Why I love her anyway:
I'm going to date myself pretty dramatically here for a moment. When I was five years old, Pocahontas hit theaters. This was before Mulan, before Princess and the Frog, and way before I processed the concept that movies not made by Disney existed as anything but a curiosity for old people.
I missed out on the movie theater window for some reason and had to endure a five-year-old’s eternity of all my friends talking, singing, and dressing up in celebration of the incomparable awesomeness of their new favorite heroine, until the day the big display of VHS copies finally appeared along the back wall of the Blockbuster, so I could find out for myself.
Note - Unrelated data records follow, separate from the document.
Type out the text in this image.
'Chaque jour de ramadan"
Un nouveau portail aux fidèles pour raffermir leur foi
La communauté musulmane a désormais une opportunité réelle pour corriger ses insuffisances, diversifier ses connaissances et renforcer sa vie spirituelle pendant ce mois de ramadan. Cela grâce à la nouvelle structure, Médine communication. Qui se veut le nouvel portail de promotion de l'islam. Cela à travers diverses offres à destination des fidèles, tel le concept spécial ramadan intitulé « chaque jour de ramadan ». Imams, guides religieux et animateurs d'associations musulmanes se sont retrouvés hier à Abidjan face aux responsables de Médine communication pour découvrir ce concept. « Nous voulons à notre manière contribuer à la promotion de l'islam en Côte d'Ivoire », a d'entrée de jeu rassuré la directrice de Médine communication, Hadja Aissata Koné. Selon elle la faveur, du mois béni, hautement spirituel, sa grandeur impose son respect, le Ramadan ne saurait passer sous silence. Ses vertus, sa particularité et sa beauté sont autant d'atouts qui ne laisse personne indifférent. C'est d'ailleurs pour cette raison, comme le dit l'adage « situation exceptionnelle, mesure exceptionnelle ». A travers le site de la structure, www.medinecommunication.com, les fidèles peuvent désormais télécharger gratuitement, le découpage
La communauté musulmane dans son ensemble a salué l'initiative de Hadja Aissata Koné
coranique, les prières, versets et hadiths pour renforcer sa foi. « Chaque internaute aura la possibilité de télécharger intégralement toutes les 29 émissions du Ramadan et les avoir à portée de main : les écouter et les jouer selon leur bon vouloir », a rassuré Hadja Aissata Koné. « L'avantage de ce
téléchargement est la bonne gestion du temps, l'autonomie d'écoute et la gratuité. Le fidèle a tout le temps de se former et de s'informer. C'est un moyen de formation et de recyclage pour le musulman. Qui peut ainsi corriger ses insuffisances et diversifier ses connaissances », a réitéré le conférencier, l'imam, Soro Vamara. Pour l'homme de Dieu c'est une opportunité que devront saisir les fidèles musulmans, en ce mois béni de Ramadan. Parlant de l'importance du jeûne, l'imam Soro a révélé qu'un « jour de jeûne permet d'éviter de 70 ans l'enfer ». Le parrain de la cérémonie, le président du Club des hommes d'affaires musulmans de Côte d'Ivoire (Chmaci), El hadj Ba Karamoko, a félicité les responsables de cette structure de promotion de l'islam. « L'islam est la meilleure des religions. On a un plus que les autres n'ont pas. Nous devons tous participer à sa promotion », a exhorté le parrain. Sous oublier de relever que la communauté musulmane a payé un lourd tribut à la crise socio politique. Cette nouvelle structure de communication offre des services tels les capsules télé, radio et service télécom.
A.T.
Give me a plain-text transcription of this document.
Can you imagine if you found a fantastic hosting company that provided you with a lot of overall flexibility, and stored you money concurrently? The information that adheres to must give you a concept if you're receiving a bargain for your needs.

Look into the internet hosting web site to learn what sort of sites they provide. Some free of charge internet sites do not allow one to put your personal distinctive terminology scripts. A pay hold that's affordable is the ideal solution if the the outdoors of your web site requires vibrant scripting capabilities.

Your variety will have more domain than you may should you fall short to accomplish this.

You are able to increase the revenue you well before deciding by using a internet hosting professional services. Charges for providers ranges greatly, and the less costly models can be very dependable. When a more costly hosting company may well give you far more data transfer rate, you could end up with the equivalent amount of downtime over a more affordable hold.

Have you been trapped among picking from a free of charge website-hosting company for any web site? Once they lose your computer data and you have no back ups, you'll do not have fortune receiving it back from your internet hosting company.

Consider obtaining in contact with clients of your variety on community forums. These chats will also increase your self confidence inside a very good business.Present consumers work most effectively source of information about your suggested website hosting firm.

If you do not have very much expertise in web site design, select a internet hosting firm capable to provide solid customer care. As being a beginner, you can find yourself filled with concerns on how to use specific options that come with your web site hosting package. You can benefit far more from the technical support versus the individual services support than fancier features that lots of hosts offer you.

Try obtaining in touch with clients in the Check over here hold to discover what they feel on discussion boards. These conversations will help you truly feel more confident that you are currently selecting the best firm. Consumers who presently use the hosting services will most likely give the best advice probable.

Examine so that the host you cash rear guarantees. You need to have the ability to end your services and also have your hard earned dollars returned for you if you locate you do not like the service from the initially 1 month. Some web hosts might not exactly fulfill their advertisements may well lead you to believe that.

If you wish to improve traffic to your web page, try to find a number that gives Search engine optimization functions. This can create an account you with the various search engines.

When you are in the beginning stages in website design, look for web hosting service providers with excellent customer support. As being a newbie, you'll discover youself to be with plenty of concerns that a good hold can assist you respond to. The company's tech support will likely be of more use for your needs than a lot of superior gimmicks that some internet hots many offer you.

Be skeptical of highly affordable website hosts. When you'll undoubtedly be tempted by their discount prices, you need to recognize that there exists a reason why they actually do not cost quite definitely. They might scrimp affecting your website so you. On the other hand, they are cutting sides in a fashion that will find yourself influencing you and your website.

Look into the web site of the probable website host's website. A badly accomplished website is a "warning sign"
At long last, I put in the tape, pressed play, and had my pink-loving, tiara-wearing mind utterly blown.
Five-year-old me wasn't an analytical fiction blogger. She had never heard the word “feminism.” She hadn't given a whole lot of thought yet to why Snow White and Sleeping Beauty and Cinderella weren't quite as much fun as their younger sisters. She didn't understand the history or present of gender prejudice, no more than she knew about the rules of character development or what happened after the founding of the real life Jamestown. She probably couldn't have told you exactly what it was about Pocahontas that compelled her memorize every word, note, and image of it until she could act it out over and over again with the help of her dolls, and some furniture and couch cushions when she ran out of dolls.
But I am, I do, and I can.
Pocahontas wasn't technically the first Disney princess to rescue a prince; Belle, Ariel, and even Jasmine all sort of beat her to that distinction, but only in passing, token moments in larger action sequences, before or after their princes’ flashier, always more plot-essential rescues of them.
Pocahontas was the first Disney princess ever to rescue the prince as the single climactic action of the story.
She doesn't just get her token heroic moment. Her heroism is the point.
I can explain that now, and I can't overstate the revelation it was at the time or the power she had for me because of it.
Pocahontas is brave and principled and has nature superpowers and doesn’t do what she’s told, but most miraculously of all, she never gets taken down a peg because of it and forced to wait for someone else's pardon and rescue like a good princess.
She’s a musical heroine who gets two ballads of her own and a powerful, determined share of the going-to-war montage song, which may be an odd point of appeal, but those songs are one of my forever soft spots, and she wins a guy whose non-saving of her in no way makes him less dreamy.
Sure, she has to give him up to become a diplomatic translator, but he asks her to stay with him, so it counts.
Adulthood and the study of storytelling have given me a taste for more complex, less cloyingly perfect protagonists, but that first feeling of discovering a heroine who was completely the hero of her story is something I'll never forget.
One might even theorize that it helped create the F.J.R Titchenell you know today.